A band's 2nd album is always going to be a monumentally important project. Fuck it up and you risk losing whatever meager success you've managed to scrape up so far, but blow things out to far and you could spin the cars right off the car. Stablemates King's X delivered a knockout with their sophomore effort Gretchen Goes to Nebraska a few years prior to the Cowboy's debut platter and with Sam Taylor again taking the producer reins along with Brian Garcia and old ally Steve Ames handling engineering, Space in Your Face dropped in June of 1993 to follow up on the modest buzz generated by Galactic Cowboys, further cementing the group's signature style of injecting booster shots of thrash riffing into the veins of their melodic rock.

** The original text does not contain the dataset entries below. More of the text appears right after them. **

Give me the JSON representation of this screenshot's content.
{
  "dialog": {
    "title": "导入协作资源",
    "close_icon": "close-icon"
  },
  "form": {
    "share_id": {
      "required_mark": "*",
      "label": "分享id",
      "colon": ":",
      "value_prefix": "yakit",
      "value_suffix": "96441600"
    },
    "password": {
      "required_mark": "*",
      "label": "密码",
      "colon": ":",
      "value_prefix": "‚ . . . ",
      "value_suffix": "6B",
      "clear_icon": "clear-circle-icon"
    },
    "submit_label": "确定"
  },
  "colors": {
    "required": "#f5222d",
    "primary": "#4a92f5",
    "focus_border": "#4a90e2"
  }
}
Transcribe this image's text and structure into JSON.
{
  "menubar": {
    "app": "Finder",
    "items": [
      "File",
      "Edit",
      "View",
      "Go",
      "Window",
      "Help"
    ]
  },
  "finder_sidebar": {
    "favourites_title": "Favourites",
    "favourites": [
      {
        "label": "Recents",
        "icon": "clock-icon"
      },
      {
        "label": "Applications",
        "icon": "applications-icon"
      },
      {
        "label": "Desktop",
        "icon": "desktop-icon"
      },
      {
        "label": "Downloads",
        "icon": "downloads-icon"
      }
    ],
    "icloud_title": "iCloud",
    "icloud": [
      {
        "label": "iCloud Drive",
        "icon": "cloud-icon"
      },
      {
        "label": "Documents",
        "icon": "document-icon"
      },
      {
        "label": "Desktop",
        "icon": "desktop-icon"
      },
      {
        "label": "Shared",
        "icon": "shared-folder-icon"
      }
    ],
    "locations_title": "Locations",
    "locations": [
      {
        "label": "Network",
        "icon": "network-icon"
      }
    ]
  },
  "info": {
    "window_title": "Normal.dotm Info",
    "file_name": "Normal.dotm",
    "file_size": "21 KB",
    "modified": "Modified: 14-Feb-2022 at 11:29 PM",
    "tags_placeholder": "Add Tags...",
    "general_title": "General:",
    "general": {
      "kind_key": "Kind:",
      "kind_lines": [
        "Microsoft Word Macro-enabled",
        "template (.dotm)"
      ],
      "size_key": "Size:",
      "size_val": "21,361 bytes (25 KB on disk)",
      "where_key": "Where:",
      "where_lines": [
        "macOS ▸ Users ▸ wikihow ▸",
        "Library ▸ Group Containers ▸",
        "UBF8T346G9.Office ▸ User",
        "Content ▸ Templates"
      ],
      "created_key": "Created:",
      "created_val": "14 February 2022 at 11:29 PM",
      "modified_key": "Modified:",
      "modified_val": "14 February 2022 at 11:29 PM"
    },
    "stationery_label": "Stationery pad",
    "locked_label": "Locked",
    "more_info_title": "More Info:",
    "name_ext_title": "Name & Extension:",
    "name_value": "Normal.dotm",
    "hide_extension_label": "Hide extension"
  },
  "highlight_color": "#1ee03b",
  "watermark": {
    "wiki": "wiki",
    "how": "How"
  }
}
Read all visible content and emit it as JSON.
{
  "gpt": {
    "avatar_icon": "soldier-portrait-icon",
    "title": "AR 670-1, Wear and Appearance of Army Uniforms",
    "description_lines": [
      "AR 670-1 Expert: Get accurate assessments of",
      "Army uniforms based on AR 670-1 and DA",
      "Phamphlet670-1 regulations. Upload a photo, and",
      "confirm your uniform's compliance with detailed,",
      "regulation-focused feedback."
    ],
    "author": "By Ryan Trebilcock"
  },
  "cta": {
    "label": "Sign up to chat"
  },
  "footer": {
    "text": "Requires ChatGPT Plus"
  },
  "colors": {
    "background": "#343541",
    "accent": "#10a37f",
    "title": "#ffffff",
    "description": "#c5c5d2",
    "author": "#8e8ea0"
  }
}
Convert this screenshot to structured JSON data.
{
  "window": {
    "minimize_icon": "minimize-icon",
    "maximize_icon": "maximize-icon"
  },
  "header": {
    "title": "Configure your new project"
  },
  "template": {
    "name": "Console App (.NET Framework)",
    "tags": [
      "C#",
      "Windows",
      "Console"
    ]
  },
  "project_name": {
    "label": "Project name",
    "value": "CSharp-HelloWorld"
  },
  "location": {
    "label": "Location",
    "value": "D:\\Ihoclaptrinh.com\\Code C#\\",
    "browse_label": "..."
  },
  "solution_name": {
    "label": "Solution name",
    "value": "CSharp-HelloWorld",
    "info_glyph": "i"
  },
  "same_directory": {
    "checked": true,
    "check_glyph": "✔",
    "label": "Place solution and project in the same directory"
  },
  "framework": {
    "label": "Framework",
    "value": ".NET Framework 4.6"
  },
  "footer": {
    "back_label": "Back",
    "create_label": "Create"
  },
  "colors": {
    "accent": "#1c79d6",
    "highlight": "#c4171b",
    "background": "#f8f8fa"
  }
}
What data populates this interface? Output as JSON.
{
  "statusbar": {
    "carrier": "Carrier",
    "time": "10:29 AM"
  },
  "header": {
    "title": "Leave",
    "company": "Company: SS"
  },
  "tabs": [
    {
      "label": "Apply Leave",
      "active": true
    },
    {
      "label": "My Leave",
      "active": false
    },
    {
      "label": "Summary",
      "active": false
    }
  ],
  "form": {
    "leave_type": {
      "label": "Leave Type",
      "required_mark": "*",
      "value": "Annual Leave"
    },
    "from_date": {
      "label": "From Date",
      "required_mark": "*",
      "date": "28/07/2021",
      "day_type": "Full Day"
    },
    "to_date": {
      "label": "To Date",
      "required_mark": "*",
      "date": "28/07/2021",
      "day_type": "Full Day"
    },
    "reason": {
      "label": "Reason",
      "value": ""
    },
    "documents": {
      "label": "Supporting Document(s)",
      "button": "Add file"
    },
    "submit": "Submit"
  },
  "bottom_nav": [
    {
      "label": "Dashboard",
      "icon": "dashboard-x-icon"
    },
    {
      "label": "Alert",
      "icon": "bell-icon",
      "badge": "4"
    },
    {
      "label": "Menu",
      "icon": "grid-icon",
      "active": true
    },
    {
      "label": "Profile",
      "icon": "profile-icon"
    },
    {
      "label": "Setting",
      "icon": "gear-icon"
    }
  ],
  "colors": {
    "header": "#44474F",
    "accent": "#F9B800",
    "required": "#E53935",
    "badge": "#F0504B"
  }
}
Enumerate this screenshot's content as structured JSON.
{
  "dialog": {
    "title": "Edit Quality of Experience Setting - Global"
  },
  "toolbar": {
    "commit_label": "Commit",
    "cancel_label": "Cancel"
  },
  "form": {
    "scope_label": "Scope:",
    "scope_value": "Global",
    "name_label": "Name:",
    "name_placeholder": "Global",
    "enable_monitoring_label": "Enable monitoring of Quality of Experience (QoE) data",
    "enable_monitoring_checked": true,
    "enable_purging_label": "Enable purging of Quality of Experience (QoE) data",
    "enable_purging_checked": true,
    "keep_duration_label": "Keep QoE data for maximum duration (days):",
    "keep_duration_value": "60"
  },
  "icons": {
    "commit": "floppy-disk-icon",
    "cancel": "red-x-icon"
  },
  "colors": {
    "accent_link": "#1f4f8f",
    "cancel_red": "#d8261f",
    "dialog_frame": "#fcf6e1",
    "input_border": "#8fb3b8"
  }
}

The lead-in title track gets the blood pumping right out of the gates before dropping two mid-tempo rockers in the listeners path, erasing any potential doubts that the group would be dialing the harmonies or choruses back this time. "Circles In The Fields" and "Blind" continue the procession of solid, melodic riff-fests while the delivery and production return as good as last time. Monty Colvin's bass tone in particular cuts sharply through the other instruments and provides an excellent low end cushion for the rest of the music to rest on as Dane Sonnier maintains a nearly identical and instantly recognizable guitar tone throughout the record. Unfortunately that familiar tone coupled with the generally similar compositions contained on Space in Your Face contribute heavily to the sense of Deja Vu that listeners may notice while hearing tracks like "You Make Me Smile", "Blind", and "If I Were A Killer". The writing is still sharp, but the problems that brought the previous record down are still around, namely the length of the songs. Like before they're mostly too long, but generally the material here is less technical on the whole so longer songs like "Blind" and "No Problems" feel longer (and are longer, honestly) than they really should because you're hearing the same passages repeated more frequently.
Space in Your Face seems to have been created to appeal to the same fanbase that ate up Galactic Cowboys without changing up the recipe too drastically, but instead of expanding on their sound they put it in a kind of stasis, not really progressing into any new territory besides "Still Life of Peace", which is a hidden track, but not really regressing either: all the elements of their sound on that first album are still here, there's just... more of it. More of a disc 2 than a distinct body of work in its own right, Space in Your Face feels like the Faith Hope Love for the Galactic Cowboys: well put together and with some actually great material ("Where Are You Know" in particular), but it feels like they went through a checklist of what a Galactic Cowboys record should sound like rather than what it could sound like.